When a private house it a was the birthplace of Duncan Forbes, Lord Culloden (1685 - 1747), a Scottish MP and judge who ended up as President of the Court of Session. He was anti-Jacobite and he managed to persuade certain important clan chiefs into declaring for the Hanoverian side. This was over Bunchrew House Hotel was where Community Land Scotland, the organisation representing Scotland's community land owners (such as Eigg, Assynt and Gigha) held a seminar recently. It "explored land reform in Scotland within an international context and with particular reference to the achievement of greater social justice and the realisation of human rights."

In summary the Bunchrew Declaration reaffirms Communty Land Scotland's commitment to the just cause of establishing new land ownership patterns in Scotland in support of the common good.

Crucially the declaration recognises "that Scotland lags behind land reform interventions which in Europe delivered greater land justice in past centuries."

With over half of its private land owned by just 432 people, and 10% owned by 16 individuals or groups, Scotland has one of the most unequal patterns of land ownership in Europe.

In an recent interview with the Holyrood Magazine Highland historian and land reform enthusiast Jim Hunter said "There's nothing like that anywhere else in Europe, and the reason for that is based in history. If you go back a couple hundred years, the pattern of land ownership was very similar, it would have been roughly the same concentration across Europe - the difference is that other European countries have at various times in the last hundred years had sweeping land reforms, which has changed the pattern completely, sometimes in the shape of revolution, sometimes through legal or constitutional reform. In Denmark, for example, land ownership was reformed over 200 years ago before they had democracy - the monarchy decided to take land ownership away from the aristocracy and give it to its tenants, in an owner-occupier system.

"Land reform in Europe has almost always meant shifting ownership from the landowners - in Scotland, historically, aristocrats - to their tenants, though in Scotland the move has been more towards community ownership, which is quite different. The idea of reforming land ownership was started by the Tory government, then pushed on by the Labour-Lib Dem administration in Scotland, but interestingly, since the SNP took power, the steam has gone out of the reform. In fact up to now they've done nothing at all."

And that from a man who is not unsympathetic to the SNP.
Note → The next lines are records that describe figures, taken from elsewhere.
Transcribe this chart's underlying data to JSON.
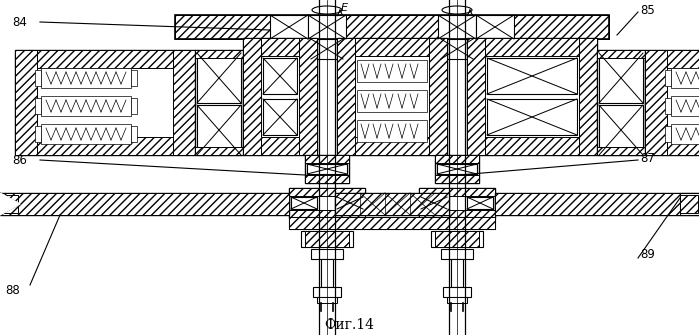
{
  "title": "Фиг.14",
  "bg_color": "#ffffff",
  "line_color": "#000000",
  "fig_label_fontsize": 10,
  "annotation_fontsize": 8.5
}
But land reform appears to be back on the agenda whichever way the political wind blows.

North of the border we await the report from the Scottish Government's land reform review group, with most agreed it is unlikely to be so timid as its interim report. But earlier this year environment minister Paul Wheelhouse made clear where the SNP Government stood: "My party genuinely believes that there should be a fair distribution of land. Communities should have access to land to fulfil their aspirations. I think if we don't see a fairer distribution of land, then we in parliament will have failed the people of Scotland."
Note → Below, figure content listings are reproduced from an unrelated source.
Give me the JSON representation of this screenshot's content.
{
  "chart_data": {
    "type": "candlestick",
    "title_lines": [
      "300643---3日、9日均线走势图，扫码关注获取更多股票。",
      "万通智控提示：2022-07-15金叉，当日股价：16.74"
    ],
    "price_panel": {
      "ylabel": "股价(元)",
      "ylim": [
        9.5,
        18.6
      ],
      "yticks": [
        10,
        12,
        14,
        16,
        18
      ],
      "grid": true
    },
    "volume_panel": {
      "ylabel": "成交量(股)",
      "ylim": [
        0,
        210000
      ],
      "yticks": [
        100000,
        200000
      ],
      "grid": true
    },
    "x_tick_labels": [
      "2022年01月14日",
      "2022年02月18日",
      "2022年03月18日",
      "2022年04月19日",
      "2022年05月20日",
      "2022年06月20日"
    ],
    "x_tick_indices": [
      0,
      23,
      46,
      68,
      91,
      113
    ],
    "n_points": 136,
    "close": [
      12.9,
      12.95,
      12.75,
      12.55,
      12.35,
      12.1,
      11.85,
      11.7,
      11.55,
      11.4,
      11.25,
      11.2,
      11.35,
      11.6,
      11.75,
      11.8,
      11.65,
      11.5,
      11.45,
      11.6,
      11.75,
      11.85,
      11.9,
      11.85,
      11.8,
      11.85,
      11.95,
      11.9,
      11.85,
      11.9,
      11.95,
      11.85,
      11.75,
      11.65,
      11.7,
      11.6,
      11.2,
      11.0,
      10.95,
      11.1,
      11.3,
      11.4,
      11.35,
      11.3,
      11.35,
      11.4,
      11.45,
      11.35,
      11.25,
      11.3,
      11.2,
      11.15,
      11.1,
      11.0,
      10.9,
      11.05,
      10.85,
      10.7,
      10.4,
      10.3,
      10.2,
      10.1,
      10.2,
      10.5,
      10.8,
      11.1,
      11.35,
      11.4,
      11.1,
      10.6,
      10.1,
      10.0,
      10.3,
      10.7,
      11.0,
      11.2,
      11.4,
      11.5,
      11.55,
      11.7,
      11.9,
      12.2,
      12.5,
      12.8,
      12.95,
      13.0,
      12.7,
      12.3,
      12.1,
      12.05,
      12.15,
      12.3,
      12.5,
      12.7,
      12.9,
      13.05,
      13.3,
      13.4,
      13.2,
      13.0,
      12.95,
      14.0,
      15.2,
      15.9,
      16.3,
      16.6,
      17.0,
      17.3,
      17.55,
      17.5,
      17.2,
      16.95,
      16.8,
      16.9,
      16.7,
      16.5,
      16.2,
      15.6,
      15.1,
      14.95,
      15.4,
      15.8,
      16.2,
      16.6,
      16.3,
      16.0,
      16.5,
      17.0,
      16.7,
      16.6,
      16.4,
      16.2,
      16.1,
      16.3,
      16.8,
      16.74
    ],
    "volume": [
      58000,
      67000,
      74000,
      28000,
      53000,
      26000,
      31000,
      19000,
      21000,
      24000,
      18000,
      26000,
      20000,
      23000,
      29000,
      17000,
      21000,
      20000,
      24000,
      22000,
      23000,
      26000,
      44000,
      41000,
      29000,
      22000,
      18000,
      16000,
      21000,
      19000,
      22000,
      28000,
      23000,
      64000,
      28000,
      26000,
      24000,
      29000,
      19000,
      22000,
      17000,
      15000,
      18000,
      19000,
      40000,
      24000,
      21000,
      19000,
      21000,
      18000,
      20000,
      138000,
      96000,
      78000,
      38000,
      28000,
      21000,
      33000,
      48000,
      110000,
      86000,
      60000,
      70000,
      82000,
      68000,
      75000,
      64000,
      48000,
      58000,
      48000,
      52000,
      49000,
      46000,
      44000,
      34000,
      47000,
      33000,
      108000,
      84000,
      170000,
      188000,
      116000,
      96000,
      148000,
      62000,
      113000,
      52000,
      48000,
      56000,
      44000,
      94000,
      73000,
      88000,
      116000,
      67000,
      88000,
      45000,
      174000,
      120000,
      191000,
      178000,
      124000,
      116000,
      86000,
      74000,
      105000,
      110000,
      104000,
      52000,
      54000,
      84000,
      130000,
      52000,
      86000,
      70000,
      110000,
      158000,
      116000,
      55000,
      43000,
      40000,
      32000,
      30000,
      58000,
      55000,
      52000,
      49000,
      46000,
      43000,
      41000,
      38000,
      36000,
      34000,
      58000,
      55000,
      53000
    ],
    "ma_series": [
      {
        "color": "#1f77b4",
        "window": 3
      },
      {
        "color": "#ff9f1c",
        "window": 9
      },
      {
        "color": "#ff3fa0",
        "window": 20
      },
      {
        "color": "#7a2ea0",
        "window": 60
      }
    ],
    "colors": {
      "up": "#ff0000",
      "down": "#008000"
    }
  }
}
Meanwhile Alex Salmond himself set a a target of doubling the present 500,000 acres of land under community, by 2020. He did so last June when he spoke to Community Land Scotland's (CLS) converence at Skye's Gaelic college Sabhal Mor Ostaig.

Last year Johann Lamont in her speech to the Labour Party Conference in Inverness said: "If we want to have any real hope of changing the current patterns of land ownership in Scotland, then we have to be bold. We have to be radical. Scottish Labour will commit to extend rights for community purchase of land and for those rights to be available across Scotland. If it is in the public interest, communities will have the right to purchase land, even when the land owner is not a willing seller."

In the midst of all this, CLS is emerging as a focus and an intellectual engine for the cause of land reform. It has real credibility. Its members, literally and metaphorically, have got their hands dirty for the cause.

So perhaps the Bunchrew Declaration will yet have its own place in the history of this land.